7 Best Sights in New Haven, Mystic, and the Coast, Connecticut

Submarine Force Museum

Fodor's choice

The world's first nuclear-powered submarine, USS Nautilus (SSN-571)—and the first submarine to complete a submerged transit of the North Pole (in 1958)—was launched and commissioned in Groton in 1954. The Nautilus spent 25 active years as a showpiece of U.S. technological know-how and is now permanently docked at the Submarine Force Museum, a couple of miles upriver from where the sub was built. Visitors are welcome to climb aboard and explore. The museum, just outside the entrance to Naval Submarine Base New London, is a repository of thousands of artifacts, documents, and photographs detailing the history of the U.S. Submarine Force component of the U.S. Navy, along with educational and interactive exhibits.

Yale University

Fodor's choice

New Haven's manufacturing history dates to the 19th century, but the city owes its fame to merchant Elihu Yale. In 1718, his contributions enabled the Collegiate School, founded in 1701 at Saybrook, to settle in New Haven and change its name to Yale College. In 1887, all of its schools were consolidated into Yale University. This is one of the nation's great institutions of higher learning, and its campus holds some handsome neo-Gothic buildings and noteworthy museums. Student guides conduct hour-long walking tours that include Connecticut Hall in the Old Campus, one of the oldest buildings in the state, which housed a number of illustrious students—including Nathan Hale, Noah Webster, and Eli Whitney. Tours start from the visitor center.

Yale University Art Gallery

Fodor's choice

Since its founding in 1832, this art gallery has amassed more than 200,000 works from around the world, dating from ancient Egypt to the present day. Highlights include works by Vincent van Gogh, Edouard Manet, Claude Monet, Pablo Picasso, Winslow Homer, and Thomas Eakins, as well as Etruscan and Greek vases, Chinese ceramics and bronzes, early Italian paintings, and a collection of American decorative arts that is considered one of the world's finest. The gallery's landmark main building is also of note: Opened in 1953, it was renowned architect Louis I. Kahn's first major commission and the first modernist building on the neo-Gothic Yale campus.

Recommended Fodor's Video

Beinecke Rare Book and Manuscript Library

The library's collection of literary papers, early manuscripts, and rare books include a Gutenberg Bible and original Audubon bird prints; the exhibition spaces on the ground floor and mezzanine are open to the public.

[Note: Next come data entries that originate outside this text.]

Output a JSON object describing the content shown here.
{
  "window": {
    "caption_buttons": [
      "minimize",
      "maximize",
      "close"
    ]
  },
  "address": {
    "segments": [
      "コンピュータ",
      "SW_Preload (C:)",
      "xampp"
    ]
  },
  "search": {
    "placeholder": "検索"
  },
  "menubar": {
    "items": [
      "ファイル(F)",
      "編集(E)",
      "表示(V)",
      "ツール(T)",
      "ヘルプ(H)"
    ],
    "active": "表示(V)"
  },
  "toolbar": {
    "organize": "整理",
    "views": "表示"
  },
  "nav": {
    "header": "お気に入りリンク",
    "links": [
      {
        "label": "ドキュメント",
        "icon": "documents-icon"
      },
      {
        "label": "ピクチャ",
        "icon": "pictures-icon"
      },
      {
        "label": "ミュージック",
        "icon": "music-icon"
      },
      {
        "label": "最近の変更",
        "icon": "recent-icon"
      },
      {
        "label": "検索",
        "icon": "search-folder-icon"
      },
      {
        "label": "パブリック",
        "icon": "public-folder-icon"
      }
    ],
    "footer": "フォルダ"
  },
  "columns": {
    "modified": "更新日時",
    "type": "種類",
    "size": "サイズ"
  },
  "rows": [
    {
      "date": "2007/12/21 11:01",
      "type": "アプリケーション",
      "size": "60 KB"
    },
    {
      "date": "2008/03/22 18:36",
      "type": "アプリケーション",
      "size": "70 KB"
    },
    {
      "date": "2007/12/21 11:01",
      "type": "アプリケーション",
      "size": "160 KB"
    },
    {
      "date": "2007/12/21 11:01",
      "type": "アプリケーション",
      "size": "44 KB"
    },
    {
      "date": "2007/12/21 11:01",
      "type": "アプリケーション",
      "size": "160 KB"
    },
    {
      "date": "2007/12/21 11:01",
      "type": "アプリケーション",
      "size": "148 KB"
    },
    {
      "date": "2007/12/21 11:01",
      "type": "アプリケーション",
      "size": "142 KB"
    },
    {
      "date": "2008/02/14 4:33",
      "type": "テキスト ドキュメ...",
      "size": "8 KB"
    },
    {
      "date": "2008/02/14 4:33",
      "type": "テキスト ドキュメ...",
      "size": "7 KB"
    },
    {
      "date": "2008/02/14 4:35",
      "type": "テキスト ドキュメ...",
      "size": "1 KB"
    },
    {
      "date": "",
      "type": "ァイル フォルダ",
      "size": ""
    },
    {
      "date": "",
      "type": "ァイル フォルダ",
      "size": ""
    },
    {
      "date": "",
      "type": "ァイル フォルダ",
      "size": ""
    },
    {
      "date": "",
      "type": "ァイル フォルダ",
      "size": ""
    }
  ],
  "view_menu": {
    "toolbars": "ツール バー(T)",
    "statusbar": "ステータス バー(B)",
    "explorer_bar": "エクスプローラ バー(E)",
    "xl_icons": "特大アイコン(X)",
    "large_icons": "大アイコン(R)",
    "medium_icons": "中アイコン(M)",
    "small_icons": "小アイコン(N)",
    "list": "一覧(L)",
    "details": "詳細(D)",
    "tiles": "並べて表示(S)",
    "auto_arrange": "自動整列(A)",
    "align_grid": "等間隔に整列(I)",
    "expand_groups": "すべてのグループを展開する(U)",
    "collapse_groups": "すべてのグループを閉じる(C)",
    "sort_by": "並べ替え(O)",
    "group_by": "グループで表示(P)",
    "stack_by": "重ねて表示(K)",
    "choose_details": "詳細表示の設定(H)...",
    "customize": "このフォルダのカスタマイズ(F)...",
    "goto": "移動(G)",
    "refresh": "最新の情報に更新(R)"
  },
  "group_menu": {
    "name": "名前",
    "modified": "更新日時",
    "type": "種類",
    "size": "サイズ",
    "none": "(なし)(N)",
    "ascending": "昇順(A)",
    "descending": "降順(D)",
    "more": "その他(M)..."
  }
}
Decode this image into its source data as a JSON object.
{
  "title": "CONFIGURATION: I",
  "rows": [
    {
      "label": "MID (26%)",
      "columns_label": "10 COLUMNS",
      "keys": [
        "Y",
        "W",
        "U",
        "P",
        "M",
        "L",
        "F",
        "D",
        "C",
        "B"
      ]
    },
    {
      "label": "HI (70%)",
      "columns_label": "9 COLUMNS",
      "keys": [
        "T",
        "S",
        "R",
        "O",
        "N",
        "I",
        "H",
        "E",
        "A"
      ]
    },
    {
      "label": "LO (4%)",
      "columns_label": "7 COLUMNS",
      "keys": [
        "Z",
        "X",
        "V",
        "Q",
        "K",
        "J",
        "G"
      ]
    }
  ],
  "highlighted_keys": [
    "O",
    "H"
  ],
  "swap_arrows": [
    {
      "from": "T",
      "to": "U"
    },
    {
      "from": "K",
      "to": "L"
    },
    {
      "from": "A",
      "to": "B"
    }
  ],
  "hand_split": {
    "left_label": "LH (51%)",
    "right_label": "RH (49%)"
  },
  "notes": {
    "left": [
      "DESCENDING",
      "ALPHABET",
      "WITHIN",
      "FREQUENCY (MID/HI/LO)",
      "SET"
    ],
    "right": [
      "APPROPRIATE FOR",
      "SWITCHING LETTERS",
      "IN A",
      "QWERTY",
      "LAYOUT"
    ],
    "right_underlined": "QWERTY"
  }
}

The building that houses them is an attraction in its own right: the walls are made of marble cut so thin that the light shines through, making the interior a breathtaking sight on sunny days. Introductory tours for individuals are offered on Saturday afternoons; group tours are Yale-led and require advance registration at the Yale Visitor Information Center

Fort Griswold Battlefield State Park

It was here (legend has it), on the Groton side of the Thames River, that the infamous traitor Benedict Arnold stood watching the important port of New London (a supply center for the Continental Army and friendly port for Connecticut privateers) burn in 1781 during the Revolutionary War. Whether Arnold actually stood there is open to question; but the American defenders of Ft. Griswold were massacred by Arnold's British troops during the Battle of Groton Heights—and New London did burn according to his orders. The 134-foot-high Groton Monument, which you can climb for a sweeping view of the river and New London, is a memorial to the fallen. The adjacent Monument House Museum has historic displays; the Ebenezer Avery House, on the grounds and recently restored, is where the wounded were sheltered in 1781.

New Haven Green

Bordered on its west side by the Yale campus, the New Haven Green is a fine example of early urban planning. Village elders set aside the 16-acre plot as a town common as early as 1638. Three early-19th-century churches—the Gothic Revival-style Trinity Episcopal Church, the Federal-style Center Congregational Church, and United Church—have contributed to its present appeal. For a year, from September 1839 to August 1840, survivors of the slave ship Amistad were incarcerated in a jail on the east side of the green and were brought out of jail to exercise there. An Amistad memorial now resides at the site of the former jail. Besides being a pleasant urban park, the Green is also the venue for festivals and events throughout the year.

U.S. Coast Guard Academy

The 100-acre cluster of redbrick buildings you see overlooking the Thames River makes up one of the four U.S. military academies. Visitors are welcome, and security is obviously tight, but being there when the Coast Guard training ship, the barque Eagle, is in port is a special treat. A small museum, located in Waesche Hall on the grounds, explores the Coast Guard's 230+ years of maritime service and includes some 200 ship models, as well as figureheads, paintings, uniforms, life-saving equipment, and cannon.